My Lords, I congratulate the noble Lord, Lord Darzi, on bringing forward his first Bill for consideration by the House. I must declare an interest in Clauses 18 to 22. Unfortunately, I am one of those people who have not yet managed to give up; that is something that your Lordships ought to know. I also make it quite clear that the policy that I will outline from these Benches about the tobacco control measures has been worked on with my colleagues here and in another place, who vary only in the degree of their intensity of anti-smoking feeling.
During debate on the Queen’s Speech a few months ago, I tried to set out some of the enormous challenges that the NHS, our largest public service, will face over the next five years during a time of recession. As we go through the Bill, we need to bear in mind that now, more than ever, people want evidence that the NHS provides high quality, efficient services delivered personally, locally and nationally. That is why my colleagues and I continue to believe that locally accountable health boards are an important way forward, which, working in partnership with local authorities and voluntary organisations, are the best way to ensure accountability and transparency of services.
I start with the constitution. The first and obvious point is that it is not a constitution; I do not know what it is, but it is not a constitution. I understand from talking to people, including some of those who worked on it, that this statement of intent, or whatever it is, should not be used by individual patients to further arguments with clinicians. Rather, it sets out the general relationship between the NHS and its patients. As such, it is an important document which tries to set out some strategic issues that have a big influence on healthcare.
For that reason, we on these Benches have two regrets: two issues are missing. The first is a statement of clear principles about the use of patient data. I do not want to rerun the arguments made by the noble Lord, Lord Turnbull, but that is an ongoing issue that has never been resolved. Patients are fearful of confidentiality being breached, and researchers are frustrated by lack of access to anonymised data. That key point should have been included. Secondly, as the Local Government Association points out, if we are to reach the stated aims of overcoming health poverty, reducing mortality and improving efficiency and delivery of care, there needs to be full co-operation between the NHS and local government. I regret that there is no requirement on the NHS fully to co-operate with local government in the document.
What is the document’s status in relation to existing policy and legislation? Important drivers for healthcare for several years have been the Children Act 1989 and the Mental Health Act 1983. I do not want those important pieces of legislation to be undermined in any way by this document, the status of which is unclear.
Reviewing the handbook seems to be like a Forth Road Bridge job—never-ending. Reviewing it every three years seems to me quite daft. The pace of change in the NHS is such that you cannot fully implement something and review it successfully during that period, so we will propose later that the figure be changed to five years.

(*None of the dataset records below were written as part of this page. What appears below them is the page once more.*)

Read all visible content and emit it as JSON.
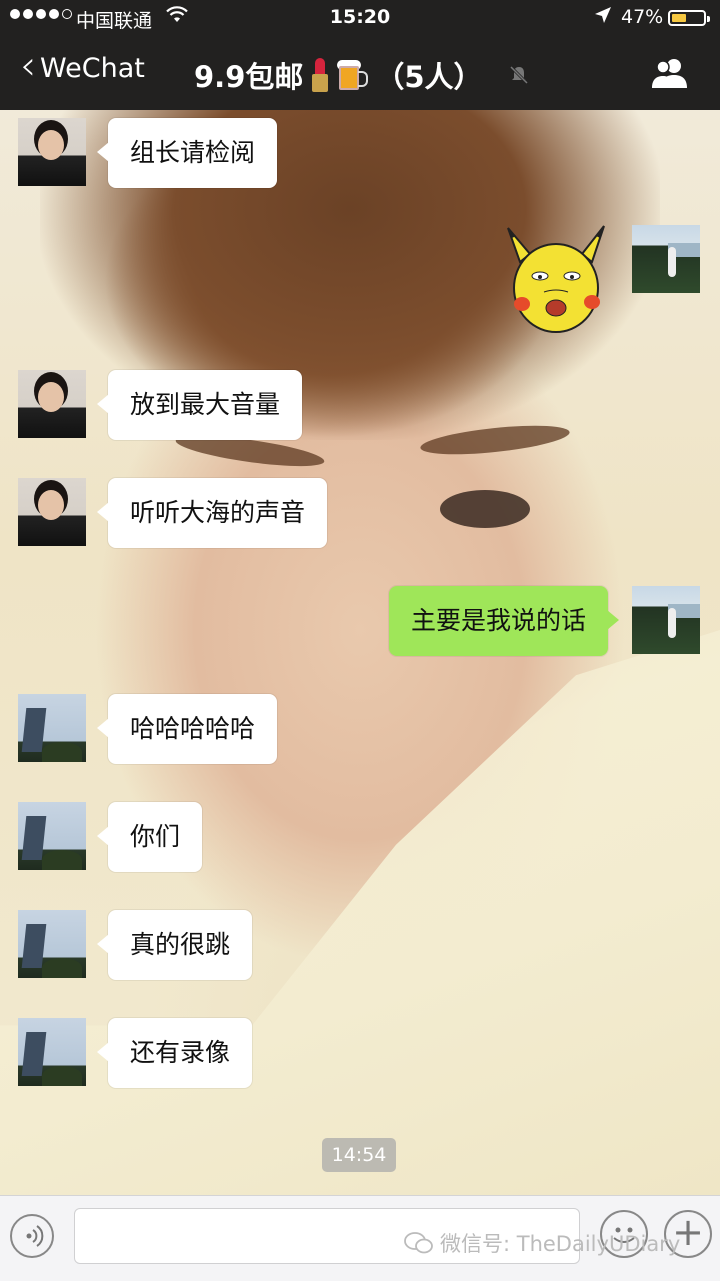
{
  "status_bar": {
    "carrier": "中国联通",
    "time": "15:20",
    "battery_percent": "47%",
    "battery_level": 0.47,
    "battery_color": "#f6c842"
  },
  "nav": {
    "back_label": "WeChat",
    "title_prefix": "9.9包邮",
    "title_suffix": "（5人）",
    "title_emojis": [
      "lipstick-icon",
      "beer-icon"
    ],
    "right_icon": "group-members-icon",
    "mute_icon": "mute-bell-icon"
  },
  "messages": [
    {
      "side": "left",
      "avatar": "girl",
      "text": "组长请检阅"
    },
    {
      "side": "right",
      "avatar": "lake",
      "sticker": "pikachu-meme-sticker"
    },
    {
      "side": "left",
      "avatar": "girl",
      "text": "放到最大音量"
    },
    {
      "side": "left",
      "avatar": "girl",
      "text": "听听大海的声音"
    },
    {
      "side": "right",
      "avatar": "lake",
      "text": "主要是我说的话"
    },
    {
      "side": "left",
      "avatar": "building",
      "text": "哈哈哈哈哈"
    },
    {
      "side": "left",
      "avatar": "building",
      "text": "你们"
    },
    {
      "side": "left",
      "avatar": "building",
      "text": "真的很跳"
    },
    {
      "side": "left",
      "avatar": "building",
      "text": "还有录像"
    }
  ],
  "timestamp": "14:54",
  "input": {
    "voice_icon": "voice-icon",
    "emoji_icon": "emoji-icon",
    "plus_icon": "plus-icon",
    "plus_symbol": "+"
  },
  "watermark": "微信号: TheDailyUDiary",
  "colors": {
    "bar_bg": "#222120",
    "self_bubble": "#9fe659",
    "other_bubble": "#ffffff"
  }
}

On quality accounts, the NHS is swimming in data; it has data everywhere. It does not have a clear, purposeful system for analysing and using that data. We support the aims of the noble Lord, Lord Darzi, and we welcome the involvement of clinicians in setting quality accounts, but to ensure that the provisions are right we need a much fuller statement about the purpose of quality accounts. Then we can determine what their nature should be. We will support anything that helps the NHS to come up with verifiable data that improves its evidence base.

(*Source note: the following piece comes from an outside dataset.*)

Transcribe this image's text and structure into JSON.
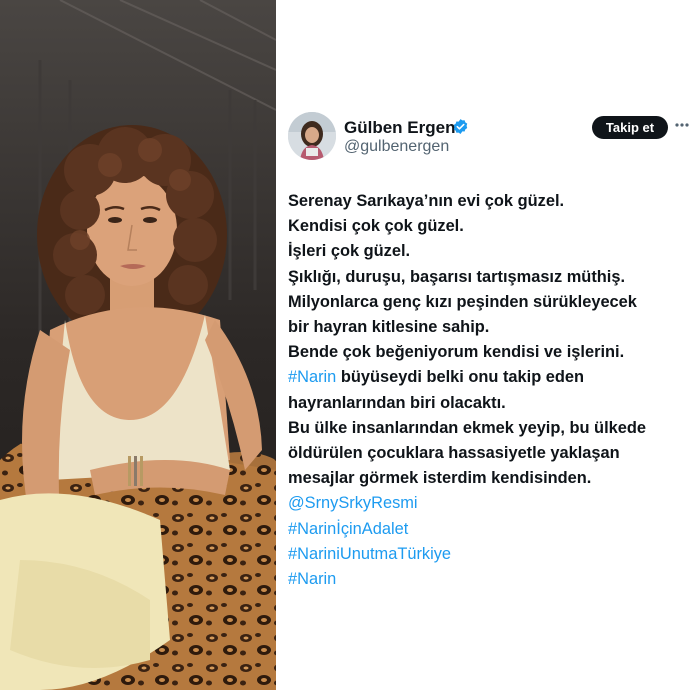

We support individual budgets and direct payments as a means of making services responsive to need. I welcome any initiative that will enable older people to have greater independence, that will enable people to manage pain by having a chiropractor or an osteopath treat them, and that will help people with mental health problems to get rapid access to therapies, whether or not they are provided in their area.
Direct payments are, however, very complicated. I told the noble Baroness, Lady Campbell, before she left the Chamber that I would tell the House that we need to be very clear that the use of direct payments in social care has yielded very little evidence so far. That evidence suggests that they work very well for some people, but for other people they are incredibly problematic. I am sorry to say that the noble Baroness, Lady Campbell, presented a particular view that may not be typical, and I am really worried that we see individual budgets as the answer to the NHS and all its problems when they are not, although they might be an answer for some people.

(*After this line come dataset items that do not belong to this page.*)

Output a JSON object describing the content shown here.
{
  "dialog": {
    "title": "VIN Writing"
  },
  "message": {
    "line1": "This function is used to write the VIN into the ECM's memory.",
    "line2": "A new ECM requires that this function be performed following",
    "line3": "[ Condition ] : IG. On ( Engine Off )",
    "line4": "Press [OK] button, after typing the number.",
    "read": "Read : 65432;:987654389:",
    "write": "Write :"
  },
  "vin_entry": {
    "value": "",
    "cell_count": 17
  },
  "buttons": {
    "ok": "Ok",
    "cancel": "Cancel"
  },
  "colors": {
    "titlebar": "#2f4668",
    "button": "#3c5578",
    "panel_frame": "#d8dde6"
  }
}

I ask noble Lords to consider that the individual budget is a market model, which is interesting; when the City is ditching market models at a hell of a rate, we are suggesting that they move into the NHS. They have been trialled in social care, which has 28,000 providers, most of which provide stand-alone services, and if the providers fail, there is no knock-on consequence for anything else at all. In social care, services are managed by eligibility criteria and people’s ability to pay, and we are going to apply that to the NHS, which has a few hundred providers. In the NHS, the distinction between acute care and community care is not clear-cut, and taking a budget from one part of the organisation could have severe knock-on consequences for another. All those services are supposed to be free at the point of delivery at the moment and are largely uncosted; yet we are going to do all that on the basis of some very thin evidence from social care. That is a huge risk. We assume that this system will work, but we must realise that this is a system in which there are more providers and more capacity than people need, so they can have a choice and there is sufficient purchasing power. Noble Lords may think that that applies to the NHS today, but I ask them to consider whether it will apply in five years’ time.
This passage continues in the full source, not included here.